Grüne Doppelmoral

Gepostet am Aktualisiert am

Der Europarc ist ein Gewerbegebiet auf der ehemaligen DDR-Grenzübergangsstelle Drewitz. Er ist optimal gelegen, direkt an der Autobahn A115, vor den Toren Berlins. Seine Expansion verläuft langsam, wenn man sie mit den Gewerbegebieten etwa rund um Frankfurt am Main vergleicht. Jedesmal, wenn ich dort herumfahre, stehen da Kräne und entstehen neue Gebäude. Aber der Europarc hat sich langsam und stetig entwickelt. Er bietet demnächst 5.000 Arbeitsplätze und hat sehr gute Adressen, u. a. dhl, Porsche, Ebay.

Ein DDR-Grenzwachtturm steht noch. Er ist ein von einem Verein betriebenes kleines Museum geworden. Jahrelang standen wir hier im Stau der Grenzkontrollen. Und immer war es die Nachbarspur, in der es schneller voranging.

Ein großer Nachteil des Gewerbegebietes ist die suboptimale Anbindung an den öffentlichen Nahverkehr. Zwar verläuft die Trasse der Stammbahn, auf der die S-Bahn von Berlin-Zehlendorf nach Potsdam fuhr, direkt vorbei, aber diese Strecke war nach dem Mauerbau unterbrochen. Bis heute, 26 Jahre nach dem Fall der Mauer, ist die Wiedereröffnung heiß umstritten. Die Anwohner haben sich inzwischen an die ausbleibenden S-Bahn-Geräusche gewöhnt, andere glauben fest daran, dass hier demnächst Güterzüge vorbeidonnern würden. Im Berliner Senat war man bisher eher zurückhaltend mit der Verlängerung der S-Bahnen in den Umland-Speckgürtel. Bei der Stammbahn wird ins Feld geführt, dass sie sich nicht rechnen würde.

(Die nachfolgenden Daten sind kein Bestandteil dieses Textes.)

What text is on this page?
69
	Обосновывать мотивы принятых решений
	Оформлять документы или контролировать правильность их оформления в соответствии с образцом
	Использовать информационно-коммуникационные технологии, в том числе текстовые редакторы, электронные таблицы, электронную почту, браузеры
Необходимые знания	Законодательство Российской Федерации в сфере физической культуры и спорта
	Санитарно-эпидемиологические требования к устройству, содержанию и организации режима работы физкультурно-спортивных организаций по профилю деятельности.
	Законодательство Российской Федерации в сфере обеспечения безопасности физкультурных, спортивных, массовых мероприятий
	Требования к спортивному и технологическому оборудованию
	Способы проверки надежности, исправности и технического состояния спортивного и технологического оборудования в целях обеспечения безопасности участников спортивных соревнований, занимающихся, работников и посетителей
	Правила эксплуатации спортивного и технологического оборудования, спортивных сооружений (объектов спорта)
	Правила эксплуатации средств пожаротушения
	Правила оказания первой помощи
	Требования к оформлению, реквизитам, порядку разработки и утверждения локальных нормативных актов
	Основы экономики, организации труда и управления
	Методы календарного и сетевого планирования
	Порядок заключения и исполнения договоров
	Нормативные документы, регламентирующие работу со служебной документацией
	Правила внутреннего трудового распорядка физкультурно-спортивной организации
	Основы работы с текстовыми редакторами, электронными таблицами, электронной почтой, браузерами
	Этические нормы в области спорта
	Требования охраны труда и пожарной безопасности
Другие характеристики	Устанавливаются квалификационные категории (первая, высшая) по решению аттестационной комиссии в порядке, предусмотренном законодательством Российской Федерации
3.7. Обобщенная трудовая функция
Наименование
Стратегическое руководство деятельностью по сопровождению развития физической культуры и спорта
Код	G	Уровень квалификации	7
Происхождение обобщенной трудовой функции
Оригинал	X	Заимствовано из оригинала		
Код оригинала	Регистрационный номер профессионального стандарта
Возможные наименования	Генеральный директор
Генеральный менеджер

Nun gibt es quer durch den Düppeler Forst eine Straße, über die es 2.400 Meter vom Europarc zum S-Bahnhof Wannsee sind. Diese Straße ist auf der Berliner Seite für Kfz-Verkehr gesperrt, nur Radfahrer und Fußgänger dürfen sich dort fortbewegen. Trotz aller Initiativen bis hin zur Brandenburger Landesregierung bleibt es beim Nein. Auch kein Elektrobus darf auf der Straße fahren. Die PNN zitieren eine grüne Berliner Bezirksstadträtin und einen grünen Gemeinderat der zuständigen brandenburgischen Gemeinde Kleinmachnow. Es müssten zu viele Bäume gefällt werden. Warum noch viele Bäume gefällt werden müssen, erschließt sich mir nicht, da die Trasse als Straße ausgebaut ist. Der grüne Kleinmachnower findet, die Strecke sei der attraktivste Radweg der Umgebung und empfiehlt – was wohl? – den Umstieg der Arbeitnehmer auf das Fahrrad.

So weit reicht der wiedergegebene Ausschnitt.